Um novo estudo revelou que as pessoas têm maior probabilidade de devolver as embalagens se tiverem a chance de participar de um sorteio; experiências avançam 

Reciclagem de garrafas de pet é incentivada em diferentes países
PixaBay

Kristin Toussaint 7 minutos de leitura

No Brasil, quem quer destinar garrafas de PET e vidro e latas para reciclagem e assim evitar que as embalagens acabem em lixões, aterros, rios e oceanos tem dificuldades. Os programas - oferecidos por algumas empresas, redes de varejo e prefeituras - ainda são pontuais e adotam desde a entrega voluntária até incentivos que vão de desconto a brindes. Há ainda o problema da baixa adesão quando se leva em consideração o volume de resíduo gerado.
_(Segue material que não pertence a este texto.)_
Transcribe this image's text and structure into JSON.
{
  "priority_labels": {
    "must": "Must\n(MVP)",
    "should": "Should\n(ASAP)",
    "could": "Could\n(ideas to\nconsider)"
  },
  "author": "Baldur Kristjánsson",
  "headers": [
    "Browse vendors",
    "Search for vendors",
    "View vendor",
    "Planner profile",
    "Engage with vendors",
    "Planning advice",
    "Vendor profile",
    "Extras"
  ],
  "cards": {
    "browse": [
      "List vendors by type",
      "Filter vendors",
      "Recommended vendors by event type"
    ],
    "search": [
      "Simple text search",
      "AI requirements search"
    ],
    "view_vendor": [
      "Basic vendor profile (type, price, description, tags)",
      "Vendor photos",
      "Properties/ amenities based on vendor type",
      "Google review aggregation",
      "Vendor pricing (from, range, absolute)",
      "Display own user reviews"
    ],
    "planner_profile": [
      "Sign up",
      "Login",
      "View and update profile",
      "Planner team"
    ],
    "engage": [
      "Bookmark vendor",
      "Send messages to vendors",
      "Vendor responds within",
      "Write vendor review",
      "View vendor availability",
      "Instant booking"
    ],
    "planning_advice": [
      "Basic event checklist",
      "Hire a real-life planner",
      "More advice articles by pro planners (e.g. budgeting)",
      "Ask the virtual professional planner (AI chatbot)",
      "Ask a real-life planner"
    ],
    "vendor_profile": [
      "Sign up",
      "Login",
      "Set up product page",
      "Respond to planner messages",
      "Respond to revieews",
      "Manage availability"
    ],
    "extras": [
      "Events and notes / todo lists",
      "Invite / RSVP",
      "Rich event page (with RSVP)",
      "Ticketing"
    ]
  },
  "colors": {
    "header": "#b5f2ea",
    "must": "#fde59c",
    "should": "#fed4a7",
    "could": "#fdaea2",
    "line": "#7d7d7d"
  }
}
Nos Estados Unidos, por exemplo, em 10 dos estados, programas de depósito de garrafas e latas de alumínio pagam alguns centavos de dólar por embalagens devolvidas para reciclagem. Mas e se, em vez de ganhar cinco ou dez centavos, você pudesse participar de uma loteria para ter a chance de ganhar um prêmio maior a cada garrafa devolvida?

UM EMPURRÃO DA ECONOMIA COMPORTAMENTAL

A opção de estipular a distribuição de prêmios, na verdade, motiva as pessoas a reciclar mais garrafas, descobriram pesquisadores ao testá-la em pequena escala. As pessoas não apenas reciclaram com mais frequência, como também se sentiram um pouco mais felizes depois de fazer isso (em comparação com a devolução regular de 10 centavos de dólar).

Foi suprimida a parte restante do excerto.